AFF Review: Wild

in

Reese Witherspoon in Wild

Cheryl Strayed, author and former Dear Sugar advice-giver, wrote a bestseller based on journal entries she kept as she hiked the Pacific Crest Trail as a young adult in the '90s. Her Wild: From Lost to Found on the Pacific Crest Trail is deeply felt, harsh in its openness about her past drug use and infidelities, and a loving ode to her mother. When I heard Reese Witherspoon would play Strayed in the cinematic adaptation, I was hesitant to get too excited. Then I saw the trailer and started counting the days til the movie's release. The screening at Austin Film Festival was packed, so I wasn't alone in my eagerness to see Wild.

Author/screenwriter Nick Hornby (About a Boy, An Education) adapted Strayed's original work; in the hands of director Jean-Marc Valee (Dallas Buyers Club, The Young Victoria), the author's story is told in a type of stream of consciousness. After a cold open with Witherspoon as Cheryl frustratedly throwing a boot off a mountain, we are shown a truck (driven by the real Strayed) dropping our main character off at a less-than-reputable hotel. Before she starts the journey and throughout her long hike -- which seems as much a penance as a form of self-discovery -- quick edits take the viewer through flashes of her memory.  In this non-linear manner, scenes from her childhood, college experience, and young, troubled marriage are interspersed in the timeline of her months-long trek.
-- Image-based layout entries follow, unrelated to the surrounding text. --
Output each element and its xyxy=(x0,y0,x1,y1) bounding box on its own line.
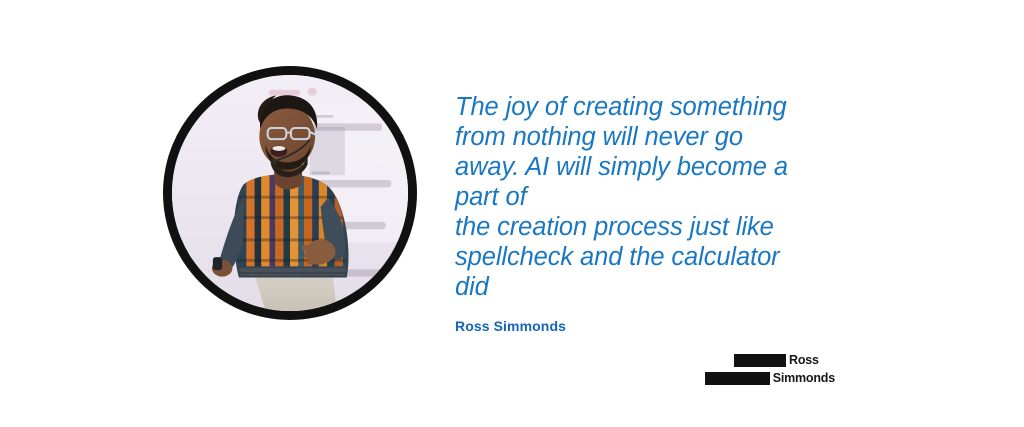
quote-line: The joy of creating something xyxy=(455,92,855,122)
quote-line: the creation process just like xyxy=(455,212,855,242)
logo-bar-icon xyxy=(705,372,770,385)
quote-line: did xyxy=(455,272,855,302)
portrait-photo xyxy=(172,75,408,311)
ross-simmonds-logo: Ross Simmonds xyxy=(705,353,835,391)
quote-author: Ross Simmonds xyxy=(455,318,566,334)
quote-line: spellcheck and the calculator xyxy=(455,242,855,272)
quote-line: away. AI will simply become a xyxy=(455,152,855,182)
logo-row-bottom: Simmonds xyxy=(705,371,835,386)
quote-slide: The joy of creating something from nothi… xyxy=(0,0,1024,427)
speaker-photo-illustration xyxy=(172,75,408,311)
logo-bar-icon xyxy=(734,354,786,367)
logo-text-line2: Simmonds xyxy=(773,372,835,385)
quote-line: from nothing will never go xyxy=(455,122,855,152)
logo-row-top: Ross xyxy=(705,353,835,368)
portrait-ring xyxy=(163,66,417,320)
logo-text-line1: Ross xyxy=(789,354,819,367)
quote-line: part of xyxy=(455,182,855,212)
quote-text: The joy of creating something from nothi… xyxy=(455,92,855,302)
Witherspoon plays Cheryl from high-school age on, giving an emotionally brutal performance. Laura Dern appears in flashbacks as the author's beloved mother, an optimist despite the challenges of her life. Besides the family figures in flashbacks -- younger brother Lief (Keene McRae, CBGB), ex-husband Paul (Thomas Sadoski, The Newsroom) and best friend Aimee (Gaby Hoffmann, Obvious Child, Amazon's Transparent) -- most of the other characters in Wild are people she meets on the trail. A few of the cameos are distracting: that guy who guest stars on every TV drama (Michiel Huisman, Treme, Nashville, Game of Thrones) appears as a love interest, the singer from Everclear shows up as a tattoo artist and Bobby Cobb from Cougar Town (actual name: Brian Van Holt) plays a scruffy park ranger.

Cheryl is on her own for large segments of Wild, and the soundscape of the film perfectly matches her solitude.  There are the obvious sounds of nature. Chords from "El Condor Pasa" recur, just as a song stuck in your head constantly repeats. She talks to herself and hums along with tunes in her head. The soundtrack is heavy on songs from the '70s, accompanying her memories or current actions. 

How pleasing it is to see a mainstream, openly feminist film in which a woman can be imperfect, yet so very real, and create her own version of a happy ending. With evocative imagery and a no-frills performance from Witherspoon, Wild is one of the best films I've seen this year.

Wild has distribution from Fox Searchlight and will open in limited release on Dec. 5. No word yet on an Austin release date.